Commande publique

Marchés publics : le compte à rebours lancé pour la e-facture obligatoire

Mots clés : Etat et collectivités locales - Exécution du marché - Gestion de l'entreprise - Marchés publics

Une ordonnance du 26 juin 2014 publiée le 27 au « Journal officiel » consacre le passage contraint à la facturation électronique dans les contrats de la commande publique entre 2017 et 2020.

Il faudra attendre le décret d’application pour en savoir vraiment plus sur les modalités concrètes de la dématérialisation obligatoire des factures dans les contrats publics. Pas de surprise en effet dans l’ordonnance publiée le 27 juin « relative au développement de la facturation électronique », qui avait été présentée en conseil des ministres le 25 (lire notre article). Elle pose les grandes lignes du passage imposé à la e-facture, que l’on peut résumer ainsi.

 

Qui ?


Les titulaires de contrats (1) (mais aussi les sous-traitants bénéficiant du paiement direct) conclus par l’Etat, les collectivités territoriales ou les établissements publics, sont tenus de transmettre leurs factures par voie électronique ; et ces personnes publiques sont tenues de les accepter sous cette forme.

 

Quand ?


L’Etat a déjà, depuis le 1er janvier 2012, l’obligation d’accepter les e-factures. Pour les autres personnes publiques, ce sera le cas dès le 1er janvier 2017.
Côté entreprises, un calendrier progressif d’entrée en vigueur est adopté.
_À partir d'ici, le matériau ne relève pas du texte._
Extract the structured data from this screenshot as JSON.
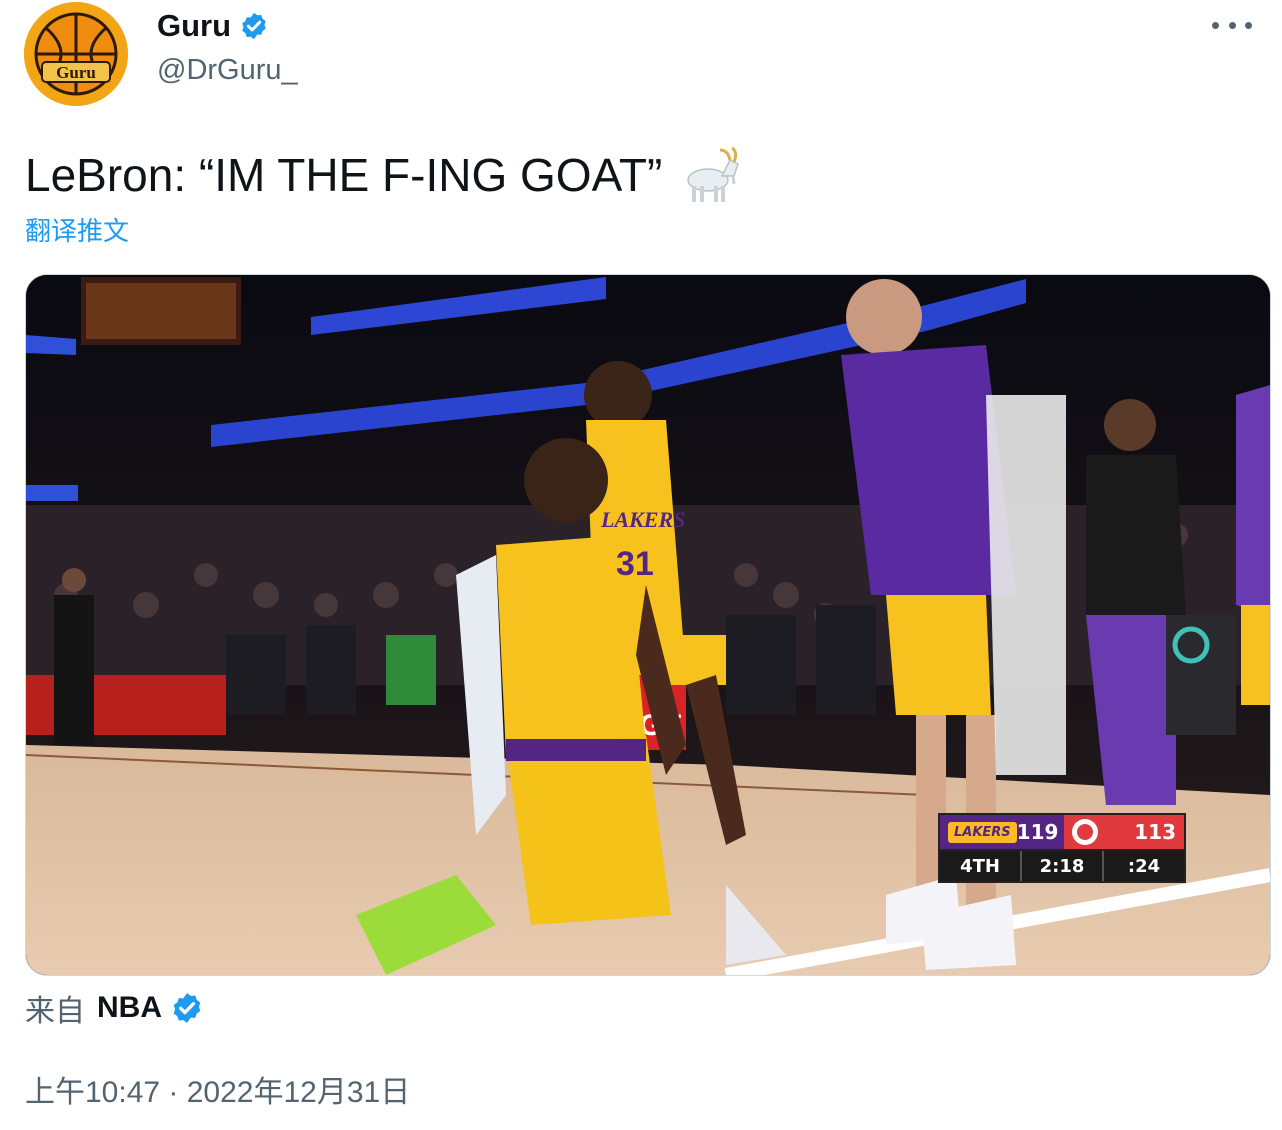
{
  "author": {
    "display_name": "Guru",
    "handle": "@DrGuru_",
    "avatar_text": "Guru",
    "verified": true
  },
  "tweet": {
    "text": "LeBron: “IM THE F-ING GOAT”",
    "emoji_icon": "goat-icon",
    "translate_label": "翻译推文"
  },
  "media": {
    "scoreboard": {
      "team1": "LAKERS",
      "team1_score": "119",
      "team2_score": "113",
      "quarter": "4TH",
      "game_clock": "2:18",
      "shot_clock": ":24"
    },
    "jersey_text": "LAKERS",
    "jersey_number": "31"
  },
  "source": {
    "via_label": "来自",
    "name": "NBA",
    "verified": true
  },
  "timestamp": "上午10:47 · 2022年12月31日",
  "colors": {
    "link_blue": "#1d9bf0",
    "text_primary": "#0f1419",
    "text_secondary": "#536471",
    "lakers_purple": "#552583",
    "lakers_gold": "#fdb927",
    "hawks_red": "#e03a3e"
  }
}
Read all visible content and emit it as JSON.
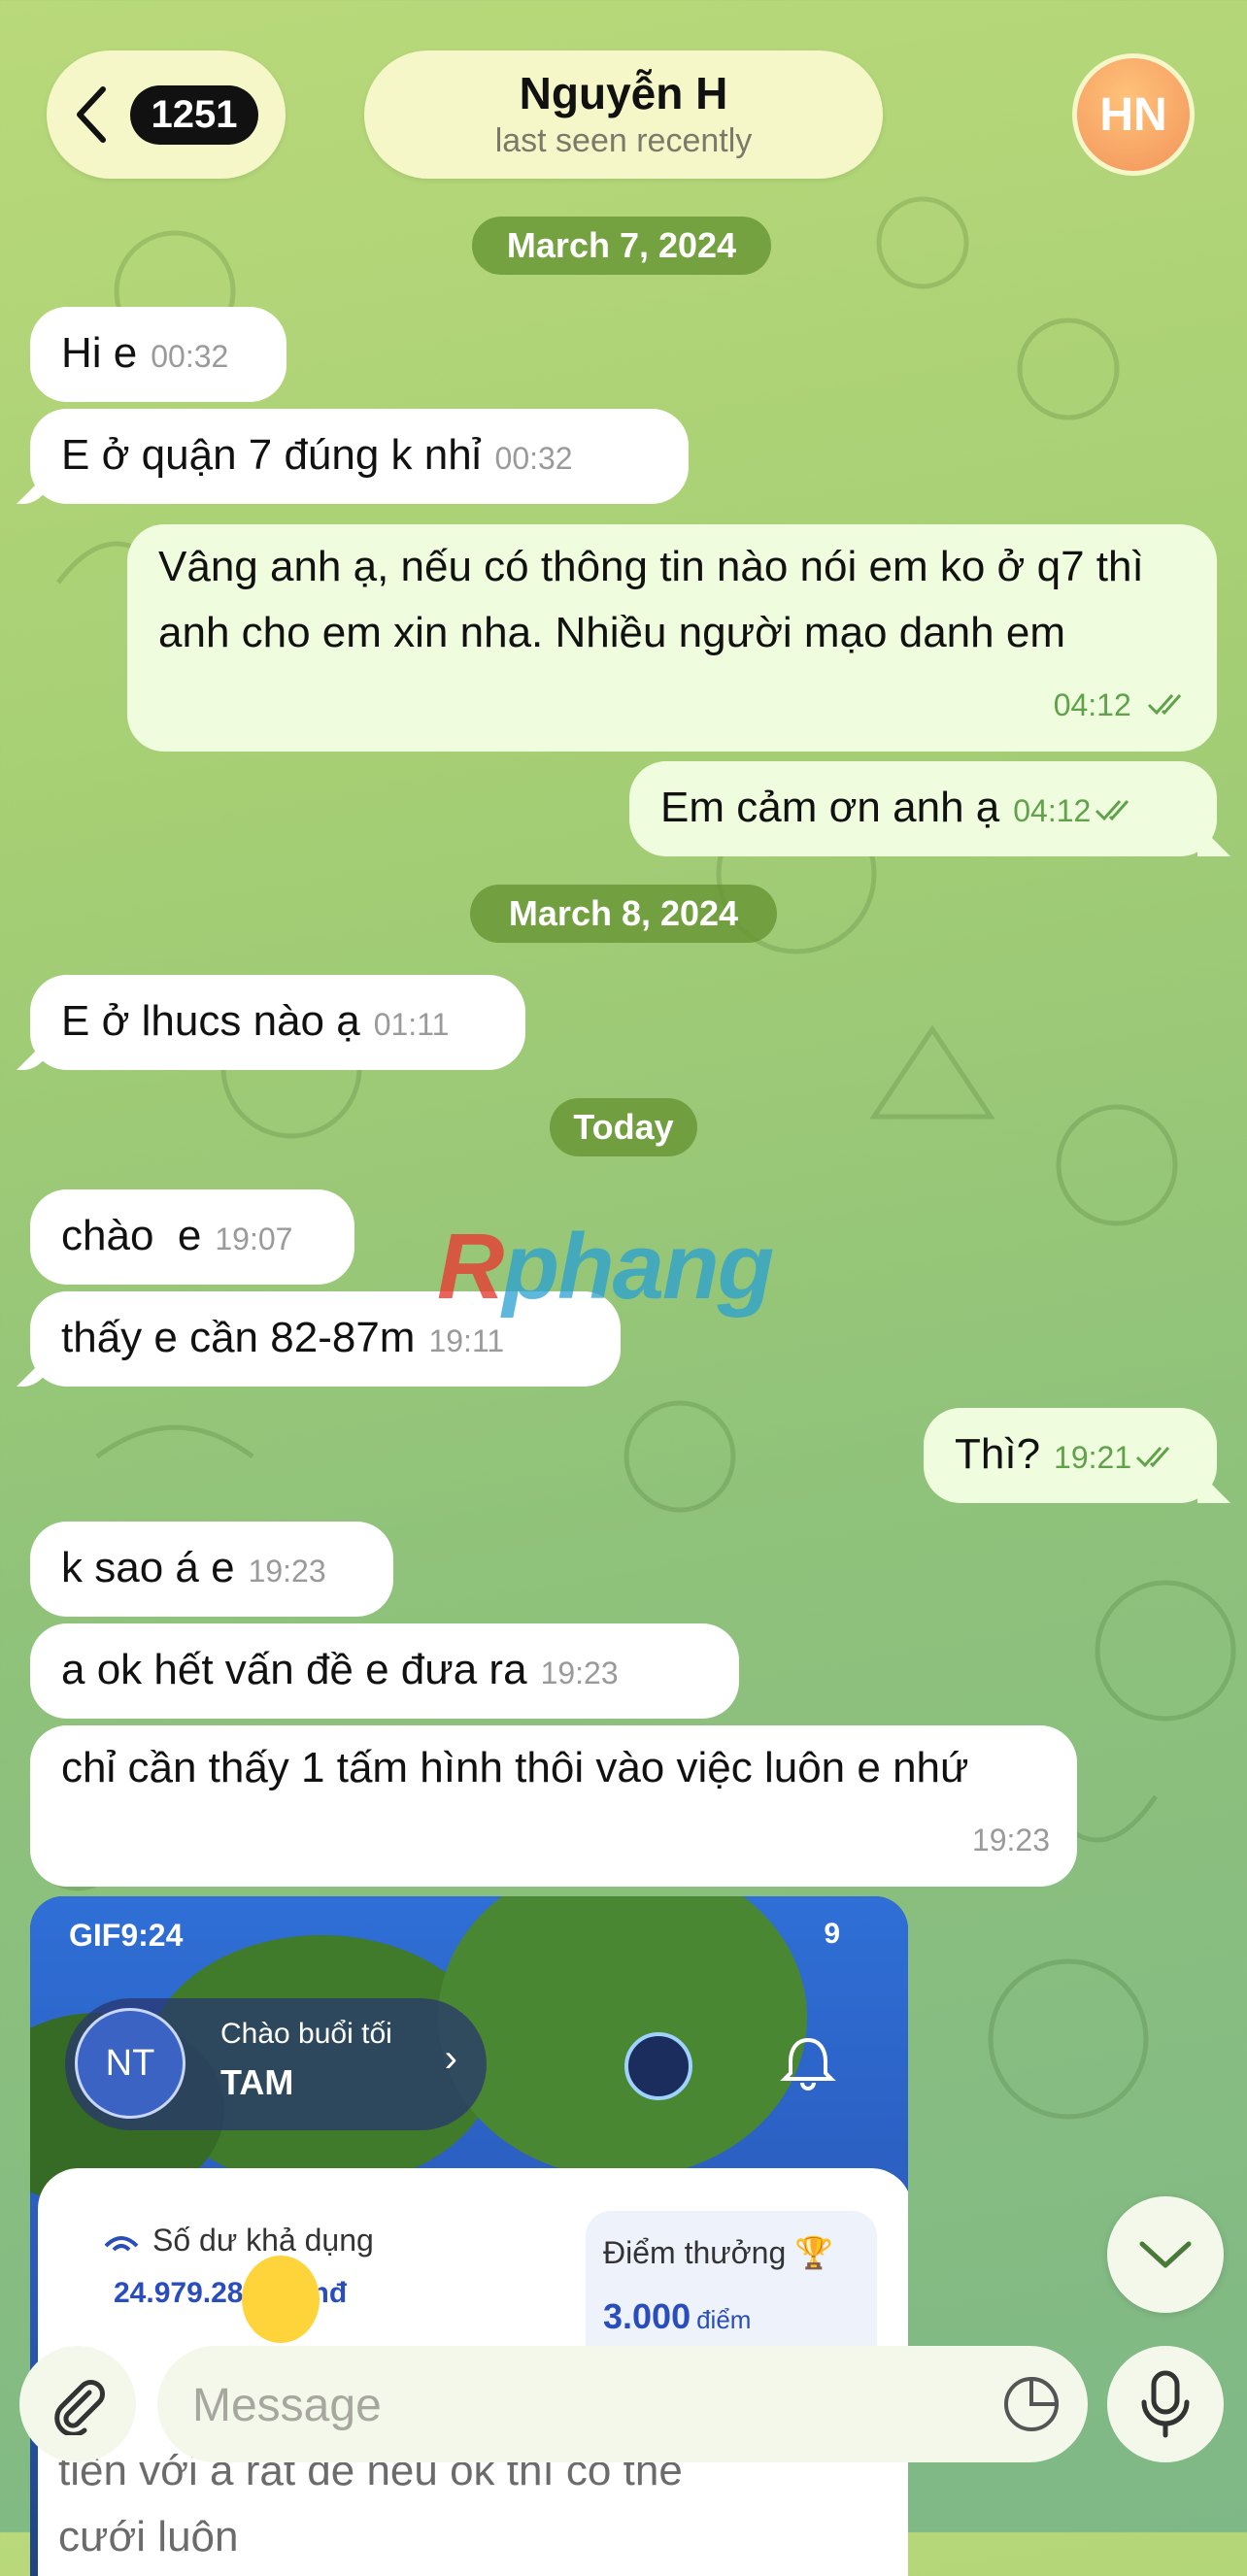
{
  "header": {
    "back_count": "1251",
    "name": "Nguyễn H",
    "status": "last seen recently",
    "avatar_initials": "HN"
  },
  "dates": {
    "d1": "March 7, 2024",
    "d2": "March 8, 2024",
    "d3": "Today"
  },
  "messages": [
    {
      "text": "Hi e",
      "time": "00:32"
    },
    {
      "text": "E ở quận 7 đúng k nhỉ",
      "time": "00:32"
    },
    {
      "text": "Vâng anh ạ, nếu có thông tin nào nói em ko ở q7 thì anh cho em xin nha. Nhiều người mạo danh em",
      "time": "04:12"
    },
    {
      "text": "Em cảm ơn anh ạ",
      "time": "04:12"
    },
    {
      "text": "E ở lhucs nào ạ",
      "time": "01:11"
    },
    {
      "text": "chào  e",
      "time": "19:07"
    },
    {
      "text": "thấy e cần 82-87m",
      "time": "19:11"
    },
    {
      "text": "Thì?",
      "time": "19:21"
    },
    {
      "text": "k sao á e",
      "time": "19:23"
    },
    {
      "text": "a ok hết vấn đề e đưa ra",
      "time": "19:23"
    },
    {
      "text": "chỉ cần thấy 1 tấm hình thôi vào việc luôn e nhứ",
      "time": "19:23"
    }
  ],
  "image_message": {
    "status_left": "GIF9:24",
    "signal": "9",
    "initials": "NT",
    "greeting": "Chào buổi tối",
    "user_name": "TAM",
    "balance_label": "Số dư khả dụng",
    "balance_value": "24.979.28  00 Vnđ",
    "points_label": "Điểm thưởng",
    "points_value": "3.000",
    "points_unit": "điểm",
    "caption_line1": "tiền với a rất dễ nếu  ok thì có thể",
    "caption_line2": "cưới luôn"
  },
  "watermark": {
    "r": "R",
    "rest": "phang"
  },
  "input": {
    "placeholder": "Message"
  },
  "colors": {
    "incoming": "#ffffff",
    "outgoing": "#effdde",
    "accent_green": "#5fa24a",
    "date_pill": "#689634"
  }
}
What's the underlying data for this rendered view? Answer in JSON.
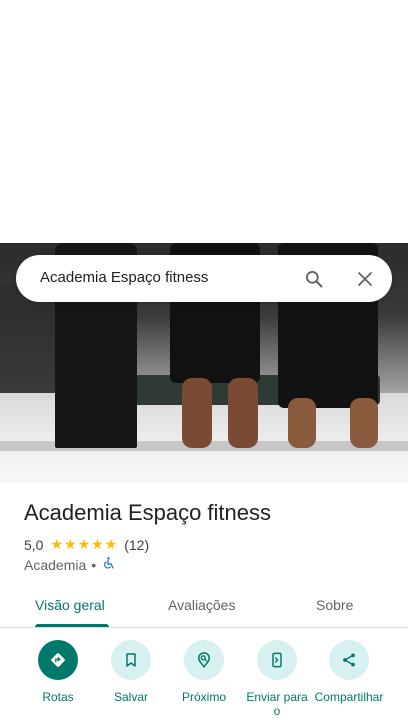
{
  "search": {
    "query": "Academia Espaço fitness"
  },
  "place": {
    "title": "Academia Espaço fitness",
    "rating": "5,0",
    "stars": "★★★★★",
    "review_count": "(12)",
    "category": "Academia",
    "separator": "•"
  },
  "tabs": [
    {
      "label": "Visão geral"
    },
    {
      "label": "Avaliações"
    },
    {
      "label": "Sobre"
    }
  ],
  "actions": [
    {
      "label": "Rotas"
    },
    {
      "label": "Salvar"
    },
    {
      "label": "Próximo"
    },
    {
      "label": "Enviar para o"
    },
    {
      "label": "Compartilhar"
    }
  ],
  "colors": {
    "accent": "#00796b",
    "star": "#fbbc04",
    "action_bg": "#d7f1f1"
  }
}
Ainsi l’obligation s’appliquera aux contrats en cours d’exécution ou conclus postérieurement :
– au 1er janvier 2017 pour les grandes entreprises et les fournisseurs publics
– au 1er janvier 2018 pour les entreprises de taille intermédiaire
– au 1er janvier 2019 pour les PME
– au 1er janvier 2020 pour les micro-entreprises.

 

Comment ?


L’ordonnance prévoit la création d’une « solution mutualisée, mise à disposition par l’Etat et dénommée portail de facturation », qui permettra « le dépôt, la réception et la transmission des factures par voie électronique ». Son utilisation sera impérative pour les entreprises comme pour les donneurs d’ordre publics. Et gratuite, précise le rapport au président de la République relatif à l’ordonnance.

 

Pour quel impact ?


L’Etat, les collectivités territoriales et leurs établissements publics reçoivent annuellement 95 millions de factures, aujourd’hui essentiellement sous la forme papier, rappelle le rapport. En 2020 elles auront toutes basculé sous la forme électronique, générant des gains de rapidité et financiers, mais aussi des progrès en termes d’archivage, de traçabilité et de sécurité.
L’expérience a montré qu’en France la dématérialisation, sans contrainte, progresse à tout petits pas : ainsi l’Etat ne reçoit chaque année que 34 000 e-factures sur un total de 4 millions de factures.

 

Pour consulter l’ordonnance n°2014-697 du 26 juin 2014 relative au développement de la facturation électronique, cliquer ici

Et le rapport au président de la République relatif à l’ordonnance, ici

Pour en savoir plus, consulter la fiche publiée par la Direction des affaires juridiques ici

 

Article mis à jour le 30 juin

 

(1) Marchés publics, délégations de service public, concessions de travaux et contrats de partenariat.